I took pictures of everything! Family, friends at school, my dog, straight into the sun; you think of it, I took a picture of it. To my disappointment, the pictures did not turn out the way I saw it. There was a huge gap between what I saw through the camera and what the camera saw.

Enter my aunt. She took amazing landscapes and wildlife. I knew I wanted to make my photos look like hers. So I asked. That’s when I learned about Manual controls in a camera and the world of digital photography. I could control the Exposure, Aperture, ISO, and Shutter Speed. 

My 2nd camera was a Canon Bridge. I loved that I could take pictures and see immediately how they turned out. This helped me cover a lot of ground and bridge the gap between what I saw and what my camera saw. But there was still something missing.

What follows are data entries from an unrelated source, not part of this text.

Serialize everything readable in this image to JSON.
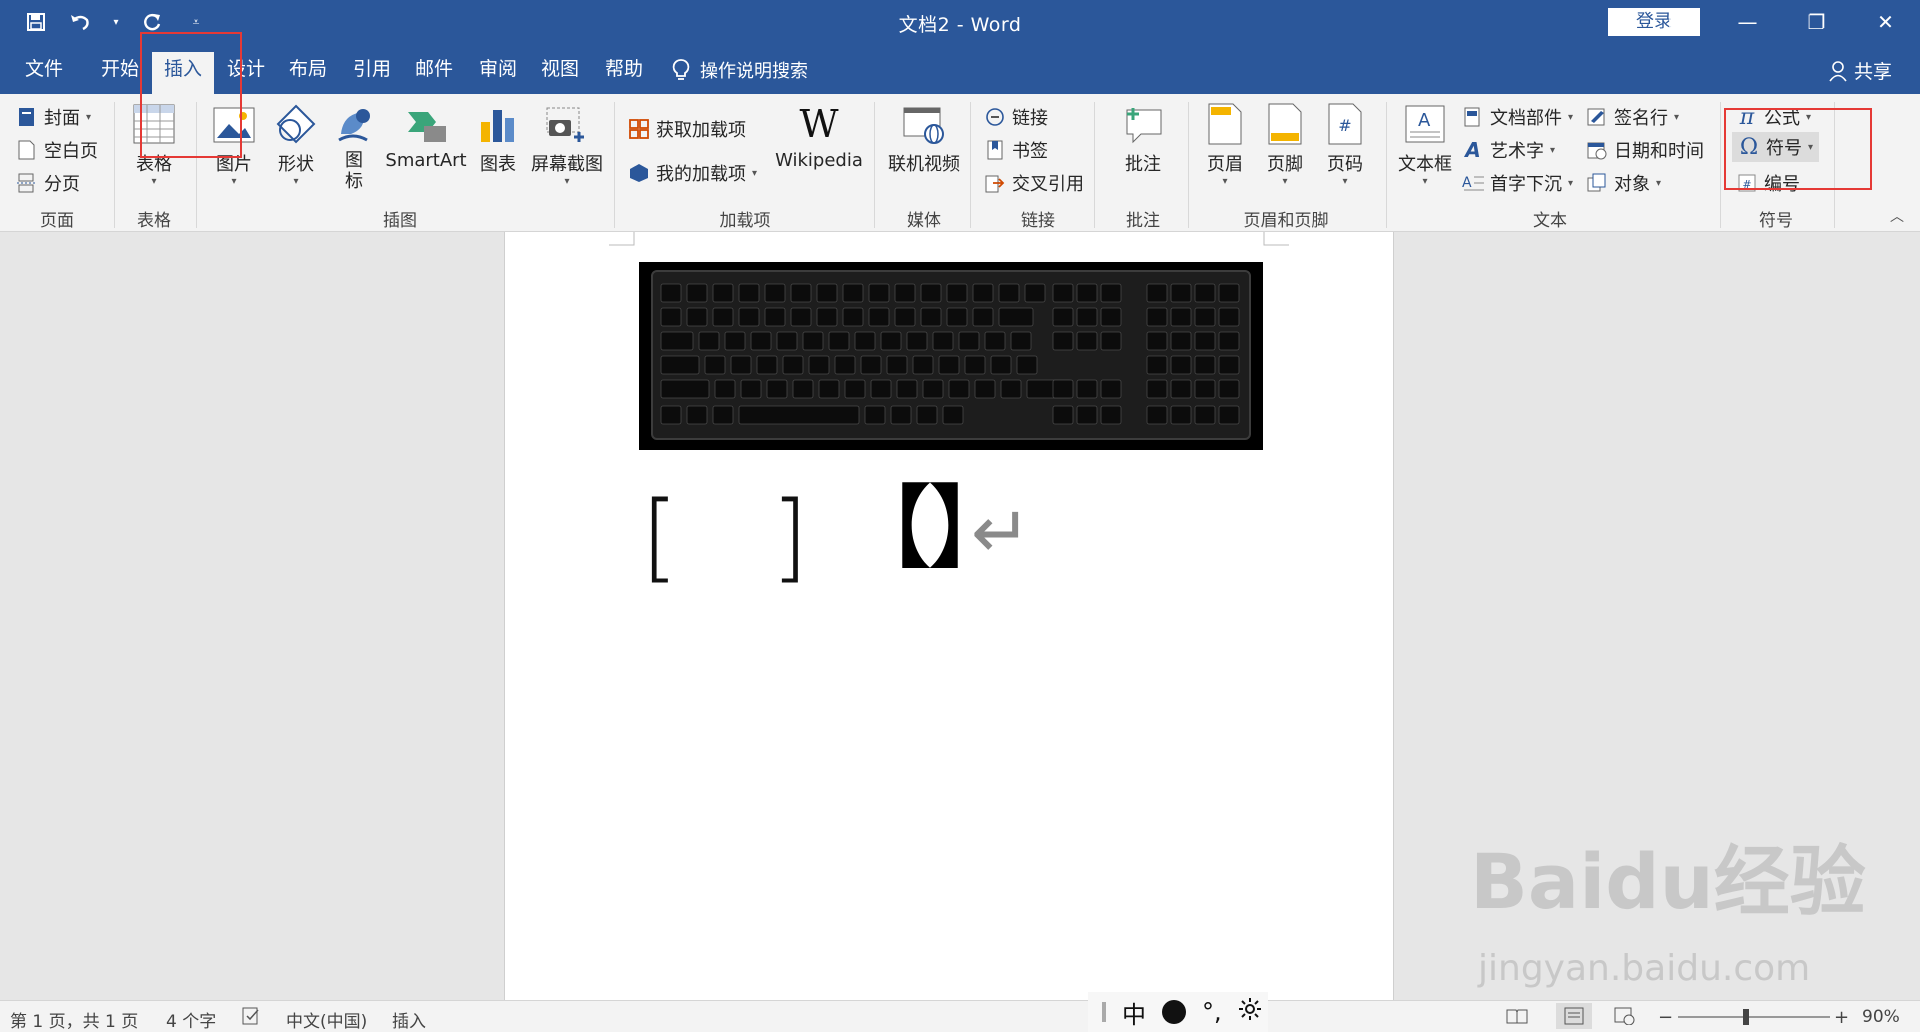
{
  "window": {
    "title": "文档2  -  Word",
    "login_label": "登录"
  },
  "quick_access": {
    "icons": [
      "save-icon",
      "undo-icon",
      "redo-icon",
      "customize-icon"
    ]
  },
  "tabs": [
    {
      "label": "文件"
    },
    {
      "label": "开始"
    },
    {
      "label": "插入"
    },
    {
      "label": "设计"
    },
    {
      "label": "布局"
    },
    {
      "label": "引用"
    },
    {
      "label": "邮件"
    },
    {
      "label": "审阅"
    },
    {
      "label": "视图"
    },
    {
      "label": "帮助"
    }
  ],
  "active_tab": "插入",
  "tell_me": "操作说明搜索",
  "share_label": "共享",
  "ribbon": {
    "pages": {
      "label": "页面",
      "items": [
        "封面",
        "空白页",
        "分页"
      ]
    },
    "table": {
      "label": "表格",
      "button": "表格"
    },
    "illustrations": {
      "label": "插图",
      "buttons": [
        "图片",
        "形状",
        "图标",
        "SmartArt",
        "图表",
        "屏幕截图"
      ]
    },
    "addins": {
      "label": "加载项",
      "get": "获取加载项",
      "my": "我的加载项",
      "wiki": "Wikipedia"
    },
    "media": {
      "label": "媒体",
      "button": "联机视频"
    },
    "links": {
      "label": "链接",
      "items": [
        "链接",
        "书签",
        "交叉引用"
      ]
    },
    "comments": {
      "label": "批注",
      "button": "批注"
    },
    "header_footer": {
      "label": "页眉和页脚",
      "buttons": [
        "页眉",
        "页脚",
        "页码"
      ]
    },
    "text": {
      "label": "文本",
      "textbox": "文本框",
      "col1": [
        "文档部件",
        "艺术字",
        "首字下沉"
      ],
      "col2": [
        "签名行",
        "日期和时间",
        "对象"
      ]
    },
    "symbols": {
      "label": "符号",
      "items": [
        "公式",
        "符号",
        "编号"
      ]
    }
  },
  "document": {
    "brackets_open": "[",
    "brackets_close": "]",
    "lenticular": "【】",
    "return_mark": "↵"
  },
  "statusbar": {
    "page": "第 1 页，共 1 页",
    "words": "4 个字",
    "language": "中文(中国)",
    "mode": "插入",
    "zoom": "90%",
    "zoom_level": 0.9
  },
  "ime": {
    "lang": "中",
    "punct": "°,"
  },
  "watermark": {
    "brand": "Baidu经验",
    "url": "jingyan.baidu.com"
  },
  "colors": {
    "brand": "#2b579a",
    "highlight": "#e53935"
  }
}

I was fortunate enough to start my journey during the internet age which meant I could learn from some of the greats like Ansel Adams, Annie Leibovitz, and Peter Lendbergh. But my biggest inspiration came from the legendary artist Rembrandt and his use of light in his work. 

My camera was seeing light and I wasn’t completely. I knew I needed to learn how to see light if I wanted to be a photographer. The first thing I wanted to do was help my camera see how I saw. Enter Depth of Field and another camera. 

I knew I needed to explore different lenses, but I couldn’t change them on my bridge camera. I decided to switch to Sony and got the Alpha NEX-5. I was finally able to start making the pictures I was seeing with my camera and for the first time I felt like an actual photographer.

Over the last 10 year, I’ve taken hundreds of thousands of photos, a few hundred portraits, and have been able to work with some amazing people, artists, and brands. I was the Director of Photography on multiple projects including issues for printed magazines and newspapers, and a creative talent agency I helped to launch.

I’ve been able to work with some incredibly talented people as a photographer and it’s been a privilege to share my gift with so many people. I’m even more proud to say that many of those people have become my friends. 

If the next 10 years are half as amazing as these past year, I can look forward to meeting and befriending inspiring people and continuing to learn to see.